Thursday, September 2, 2010

VA cloud outage

--Virginia Gov't Agencies Suffer Massive Outage
(August 27 & 30, 2010)
A storage area network (SAN) memory card failure at the Virginia
Information Technologies Agency (VITA) left at least two dozen agencies
without the ability to conduct business. Among the affected agencies
are the Department of Motor Vehicles, which was unable to issue driver's
licenses, and the Department of Social Services, which was unable to
distribute benefits. The data center where the failure occurred is run
by Northrop Grumman.

[Editor's Note (Northcutt): The state of Virginia was an early adopter
of blades and virtualization. The advantages and economics are obvious.
These outages may prove to be a cautionary tale. With virtualization,
you end up with a lot of eggs concentrated in a fairly small basket so
that if your continuity of operations plans fail, you go down pretty

(Schultz): This is a perfect example of what can go wrong when cloud
services fail. People in general neither recognize the real risk nor
plan for loss of availability in cloud services.]

Wow, they were not running dual HBAs into the SAN? Can't be.

Outage report from VA is here:

I am not sure the SANS editor comments are warranted. This may be related to an architectural error in the deployment of the EMC DMX 3 and its backup.

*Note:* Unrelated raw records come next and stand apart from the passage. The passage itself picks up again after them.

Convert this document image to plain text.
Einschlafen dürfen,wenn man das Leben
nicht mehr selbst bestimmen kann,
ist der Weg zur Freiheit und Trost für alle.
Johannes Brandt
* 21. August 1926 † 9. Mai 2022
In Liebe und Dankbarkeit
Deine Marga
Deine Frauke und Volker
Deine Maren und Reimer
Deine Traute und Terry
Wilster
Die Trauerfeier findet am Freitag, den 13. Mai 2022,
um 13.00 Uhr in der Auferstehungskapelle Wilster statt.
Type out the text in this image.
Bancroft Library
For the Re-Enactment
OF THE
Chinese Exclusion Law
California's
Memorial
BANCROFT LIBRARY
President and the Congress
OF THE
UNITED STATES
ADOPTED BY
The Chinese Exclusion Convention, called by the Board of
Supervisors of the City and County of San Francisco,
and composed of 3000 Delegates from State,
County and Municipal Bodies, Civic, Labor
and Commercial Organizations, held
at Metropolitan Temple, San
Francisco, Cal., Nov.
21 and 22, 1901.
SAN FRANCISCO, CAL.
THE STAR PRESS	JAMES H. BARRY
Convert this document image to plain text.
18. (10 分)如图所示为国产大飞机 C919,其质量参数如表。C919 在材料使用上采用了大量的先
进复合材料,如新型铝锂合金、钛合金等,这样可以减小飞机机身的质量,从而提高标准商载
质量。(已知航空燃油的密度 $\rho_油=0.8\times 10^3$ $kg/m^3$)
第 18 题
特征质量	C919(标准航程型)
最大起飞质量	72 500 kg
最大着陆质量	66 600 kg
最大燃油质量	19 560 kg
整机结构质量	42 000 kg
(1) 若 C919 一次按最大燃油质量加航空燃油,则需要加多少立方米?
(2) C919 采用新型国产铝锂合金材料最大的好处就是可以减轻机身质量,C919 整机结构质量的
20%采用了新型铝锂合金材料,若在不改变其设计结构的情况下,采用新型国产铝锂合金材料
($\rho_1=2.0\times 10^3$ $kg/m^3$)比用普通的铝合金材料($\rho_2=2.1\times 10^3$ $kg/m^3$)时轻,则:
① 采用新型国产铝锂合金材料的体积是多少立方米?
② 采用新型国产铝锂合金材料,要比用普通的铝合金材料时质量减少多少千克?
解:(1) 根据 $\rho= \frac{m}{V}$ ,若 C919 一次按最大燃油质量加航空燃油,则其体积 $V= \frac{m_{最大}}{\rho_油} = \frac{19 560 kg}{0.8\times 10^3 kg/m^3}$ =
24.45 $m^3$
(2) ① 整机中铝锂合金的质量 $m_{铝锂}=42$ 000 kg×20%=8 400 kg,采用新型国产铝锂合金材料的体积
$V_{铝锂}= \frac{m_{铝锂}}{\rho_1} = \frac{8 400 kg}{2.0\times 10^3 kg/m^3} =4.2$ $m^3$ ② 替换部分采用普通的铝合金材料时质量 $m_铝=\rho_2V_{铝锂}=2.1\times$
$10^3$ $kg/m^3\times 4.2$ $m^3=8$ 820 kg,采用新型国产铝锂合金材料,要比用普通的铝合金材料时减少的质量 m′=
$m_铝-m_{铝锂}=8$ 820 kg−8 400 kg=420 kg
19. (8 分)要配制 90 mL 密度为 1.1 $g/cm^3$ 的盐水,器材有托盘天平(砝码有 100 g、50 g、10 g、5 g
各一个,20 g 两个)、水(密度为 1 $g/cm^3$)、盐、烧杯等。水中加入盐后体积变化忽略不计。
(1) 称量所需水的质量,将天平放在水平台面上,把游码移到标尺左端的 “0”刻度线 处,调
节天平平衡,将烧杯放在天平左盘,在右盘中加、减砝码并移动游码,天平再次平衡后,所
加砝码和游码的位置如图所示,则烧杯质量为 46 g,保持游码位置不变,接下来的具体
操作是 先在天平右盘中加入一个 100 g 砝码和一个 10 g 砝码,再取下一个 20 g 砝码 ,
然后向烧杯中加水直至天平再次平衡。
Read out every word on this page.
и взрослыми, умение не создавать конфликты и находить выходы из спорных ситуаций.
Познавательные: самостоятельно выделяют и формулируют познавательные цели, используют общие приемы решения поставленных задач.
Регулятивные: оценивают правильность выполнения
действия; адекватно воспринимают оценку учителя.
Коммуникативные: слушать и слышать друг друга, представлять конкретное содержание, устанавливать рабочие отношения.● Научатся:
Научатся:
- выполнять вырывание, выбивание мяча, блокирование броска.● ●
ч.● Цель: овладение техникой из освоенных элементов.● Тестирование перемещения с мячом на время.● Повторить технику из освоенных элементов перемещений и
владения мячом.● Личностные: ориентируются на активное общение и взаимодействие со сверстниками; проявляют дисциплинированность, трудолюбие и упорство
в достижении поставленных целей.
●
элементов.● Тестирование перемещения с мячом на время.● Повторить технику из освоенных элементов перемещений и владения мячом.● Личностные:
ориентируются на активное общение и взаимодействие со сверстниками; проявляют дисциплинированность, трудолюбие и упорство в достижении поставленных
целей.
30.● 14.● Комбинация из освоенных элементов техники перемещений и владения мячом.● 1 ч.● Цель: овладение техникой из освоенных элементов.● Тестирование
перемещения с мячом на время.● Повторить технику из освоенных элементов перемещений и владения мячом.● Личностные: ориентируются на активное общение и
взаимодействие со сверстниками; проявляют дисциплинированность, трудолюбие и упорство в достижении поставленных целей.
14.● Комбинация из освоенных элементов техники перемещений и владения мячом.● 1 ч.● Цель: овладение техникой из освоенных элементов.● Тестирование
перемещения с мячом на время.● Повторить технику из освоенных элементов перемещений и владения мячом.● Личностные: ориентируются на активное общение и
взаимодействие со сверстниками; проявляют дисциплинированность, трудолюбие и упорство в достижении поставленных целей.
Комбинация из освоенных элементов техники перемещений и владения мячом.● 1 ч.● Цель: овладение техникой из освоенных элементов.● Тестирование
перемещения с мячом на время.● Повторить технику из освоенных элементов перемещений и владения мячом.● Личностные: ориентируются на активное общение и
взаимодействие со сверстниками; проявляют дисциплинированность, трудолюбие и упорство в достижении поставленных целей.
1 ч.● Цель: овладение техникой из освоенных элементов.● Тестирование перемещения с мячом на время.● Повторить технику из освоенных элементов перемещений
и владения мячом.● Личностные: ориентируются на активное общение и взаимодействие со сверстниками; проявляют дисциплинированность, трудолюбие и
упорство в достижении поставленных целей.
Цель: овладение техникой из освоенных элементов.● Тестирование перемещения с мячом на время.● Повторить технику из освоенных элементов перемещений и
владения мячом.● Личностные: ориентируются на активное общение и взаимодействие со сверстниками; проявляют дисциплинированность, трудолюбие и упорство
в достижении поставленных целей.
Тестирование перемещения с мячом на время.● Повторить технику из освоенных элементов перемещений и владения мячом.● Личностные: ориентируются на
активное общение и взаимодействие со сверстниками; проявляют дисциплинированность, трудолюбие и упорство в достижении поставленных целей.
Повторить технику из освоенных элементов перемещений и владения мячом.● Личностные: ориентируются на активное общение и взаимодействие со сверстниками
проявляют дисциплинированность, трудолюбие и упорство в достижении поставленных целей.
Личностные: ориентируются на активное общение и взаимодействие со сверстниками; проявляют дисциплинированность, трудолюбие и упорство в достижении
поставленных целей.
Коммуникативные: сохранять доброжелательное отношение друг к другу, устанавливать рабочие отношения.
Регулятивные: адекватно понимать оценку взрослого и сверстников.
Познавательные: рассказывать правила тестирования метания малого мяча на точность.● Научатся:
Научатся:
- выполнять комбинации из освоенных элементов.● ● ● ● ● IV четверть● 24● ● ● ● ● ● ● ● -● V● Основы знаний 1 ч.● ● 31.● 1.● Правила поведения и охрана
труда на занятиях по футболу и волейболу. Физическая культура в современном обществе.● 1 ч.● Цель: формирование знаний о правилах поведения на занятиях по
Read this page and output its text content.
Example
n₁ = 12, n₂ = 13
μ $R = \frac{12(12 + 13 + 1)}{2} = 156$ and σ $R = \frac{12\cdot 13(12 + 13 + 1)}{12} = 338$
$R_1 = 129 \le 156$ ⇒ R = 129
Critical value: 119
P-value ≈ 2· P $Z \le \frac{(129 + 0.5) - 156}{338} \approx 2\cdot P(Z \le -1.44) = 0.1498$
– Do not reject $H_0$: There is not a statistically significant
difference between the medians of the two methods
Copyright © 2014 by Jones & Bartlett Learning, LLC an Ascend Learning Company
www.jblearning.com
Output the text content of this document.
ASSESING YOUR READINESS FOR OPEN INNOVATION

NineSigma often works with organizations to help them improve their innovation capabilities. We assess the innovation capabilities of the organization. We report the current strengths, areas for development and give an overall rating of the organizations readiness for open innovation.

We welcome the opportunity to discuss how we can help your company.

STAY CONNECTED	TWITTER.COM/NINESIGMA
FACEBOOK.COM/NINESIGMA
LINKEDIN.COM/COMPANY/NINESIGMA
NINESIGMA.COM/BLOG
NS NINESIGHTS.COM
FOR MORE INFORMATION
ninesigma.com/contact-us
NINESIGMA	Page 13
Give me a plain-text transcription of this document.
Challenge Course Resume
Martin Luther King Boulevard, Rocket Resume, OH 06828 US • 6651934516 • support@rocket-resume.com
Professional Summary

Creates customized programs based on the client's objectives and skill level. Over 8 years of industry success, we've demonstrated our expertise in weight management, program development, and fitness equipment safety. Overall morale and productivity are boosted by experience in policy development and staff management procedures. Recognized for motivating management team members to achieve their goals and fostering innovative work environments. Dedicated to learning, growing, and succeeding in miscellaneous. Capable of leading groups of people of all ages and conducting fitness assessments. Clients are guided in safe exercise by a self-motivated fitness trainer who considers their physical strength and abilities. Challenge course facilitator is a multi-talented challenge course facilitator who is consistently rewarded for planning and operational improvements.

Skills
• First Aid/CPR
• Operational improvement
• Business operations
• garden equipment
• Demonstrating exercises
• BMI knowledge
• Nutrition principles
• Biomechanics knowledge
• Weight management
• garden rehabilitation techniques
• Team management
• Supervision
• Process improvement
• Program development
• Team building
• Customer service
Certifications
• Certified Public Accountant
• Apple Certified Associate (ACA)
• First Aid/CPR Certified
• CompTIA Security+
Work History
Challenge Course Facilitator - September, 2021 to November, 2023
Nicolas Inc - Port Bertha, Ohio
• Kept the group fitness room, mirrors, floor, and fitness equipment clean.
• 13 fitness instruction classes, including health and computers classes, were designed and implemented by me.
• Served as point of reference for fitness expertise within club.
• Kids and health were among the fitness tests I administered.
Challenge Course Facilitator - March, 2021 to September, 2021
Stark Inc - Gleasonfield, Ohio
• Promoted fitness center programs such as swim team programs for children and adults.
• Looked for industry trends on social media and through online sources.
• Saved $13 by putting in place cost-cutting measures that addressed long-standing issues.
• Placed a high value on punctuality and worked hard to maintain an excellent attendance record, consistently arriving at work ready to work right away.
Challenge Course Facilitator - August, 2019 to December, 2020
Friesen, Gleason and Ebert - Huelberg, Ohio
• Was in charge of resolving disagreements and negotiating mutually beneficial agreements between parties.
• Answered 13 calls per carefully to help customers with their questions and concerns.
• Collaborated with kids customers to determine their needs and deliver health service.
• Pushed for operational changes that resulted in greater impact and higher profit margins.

The DMX is an SMP-based HA system with a petabyte of capacity. The comment about too many eggs in one basket is accurate with respect to the State of Virginia's use of a monster SAN, but not so much as per use of virtualization.

The real failure here is whether or not they tested their COOP capability ... ever. Then we have to ask when was the last time they ran a DR test because their time to recover seems a little long as well.

My failure analysis: over reliance on a vendor's claim that their hardware never fails.